Trade union issues were a feature throughout 2017, bus and train drivers, nurses, teachers, Tesco workers, and now pilots all found themselves in conflict with employers this year. In 2018 I believe the pendulum will swing more towards private sector workers.

The Fine Gael led government have promised to introduce legislation belatedly on banning zero hour contracts, but at the heart of working life in Ireland is the excessive cost of living compared to other EU states.

Wage rises have been low for those lucky enough to get them while the cost of renting or buying housing has soared year on year. When you add in higher transport costs, health insurance increases annually you have working families in Ireland experiencing a year on year dilution in their standard of living.

It would be great in 2018 if the trade union movement could generate a solidarity campaign between all workers. It is one economy, one island and we all have a right to a living wage and a just standard of living.

(7) Sinn Féin are the dynamic of change

Throughout the year it was Sinn Féin campaigning throughout the island that demonstrated more than any other party that they are the dynamic for positive change in Ireland.

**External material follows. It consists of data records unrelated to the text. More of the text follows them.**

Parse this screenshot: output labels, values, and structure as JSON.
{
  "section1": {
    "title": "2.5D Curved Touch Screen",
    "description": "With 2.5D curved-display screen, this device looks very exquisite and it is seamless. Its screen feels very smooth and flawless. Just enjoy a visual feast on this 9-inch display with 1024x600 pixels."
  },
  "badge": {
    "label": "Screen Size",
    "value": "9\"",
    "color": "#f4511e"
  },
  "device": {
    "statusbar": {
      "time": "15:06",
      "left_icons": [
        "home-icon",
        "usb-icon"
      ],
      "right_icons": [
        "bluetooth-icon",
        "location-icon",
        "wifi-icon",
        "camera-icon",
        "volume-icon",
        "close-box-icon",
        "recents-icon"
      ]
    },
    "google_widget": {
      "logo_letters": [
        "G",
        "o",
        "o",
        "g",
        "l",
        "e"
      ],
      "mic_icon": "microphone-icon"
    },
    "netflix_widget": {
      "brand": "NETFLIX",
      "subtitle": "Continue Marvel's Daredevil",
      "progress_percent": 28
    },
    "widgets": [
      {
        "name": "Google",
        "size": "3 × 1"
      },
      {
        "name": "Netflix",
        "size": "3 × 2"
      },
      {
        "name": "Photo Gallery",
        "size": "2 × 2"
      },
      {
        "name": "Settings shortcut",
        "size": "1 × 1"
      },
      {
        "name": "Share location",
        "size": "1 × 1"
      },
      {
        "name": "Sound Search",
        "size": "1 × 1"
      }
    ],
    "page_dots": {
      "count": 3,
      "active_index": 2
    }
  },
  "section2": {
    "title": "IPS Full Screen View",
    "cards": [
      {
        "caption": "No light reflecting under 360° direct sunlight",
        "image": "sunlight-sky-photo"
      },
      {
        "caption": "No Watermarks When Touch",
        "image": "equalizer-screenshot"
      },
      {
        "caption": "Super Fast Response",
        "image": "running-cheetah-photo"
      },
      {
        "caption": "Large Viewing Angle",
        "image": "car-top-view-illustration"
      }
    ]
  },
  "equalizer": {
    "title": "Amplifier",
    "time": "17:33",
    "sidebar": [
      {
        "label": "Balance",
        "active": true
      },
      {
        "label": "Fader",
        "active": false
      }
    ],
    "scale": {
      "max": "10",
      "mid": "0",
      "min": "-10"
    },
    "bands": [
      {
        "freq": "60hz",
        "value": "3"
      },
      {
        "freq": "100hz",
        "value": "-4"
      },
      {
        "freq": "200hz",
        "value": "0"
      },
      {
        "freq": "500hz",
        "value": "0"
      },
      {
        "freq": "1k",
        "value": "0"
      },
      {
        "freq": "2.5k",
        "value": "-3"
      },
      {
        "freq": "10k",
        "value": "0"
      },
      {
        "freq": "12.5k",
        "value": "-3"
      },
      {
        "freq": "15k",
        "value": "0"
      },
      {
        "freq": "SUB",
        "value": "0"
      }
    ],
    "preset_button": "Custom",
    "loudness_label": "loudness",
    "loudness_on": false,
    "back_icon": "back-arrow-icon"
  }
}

On housing, health, agriculture, community development, the economy, reform of the state’s dysfunctional structures and constitutional change it has been Sinn Féin TDs, MEPs, Senators, Assembly members and councillors north and south who have been at the forefront of the campaign for a better fairer Ireland.

Whether it was Garda whistle blowers, the Ash for Cash debacle in the North, the tracker mortgage scandals, housing or health policies Sinn Féin representatives and activists have been there. Have a look at: http://www.sinnfein.ie/policy-document-archive.  

With a Dail election looking more likely next year, it will be Sinn Féin setting the political agenda in Ireland in 2018. Remember you heard it here first!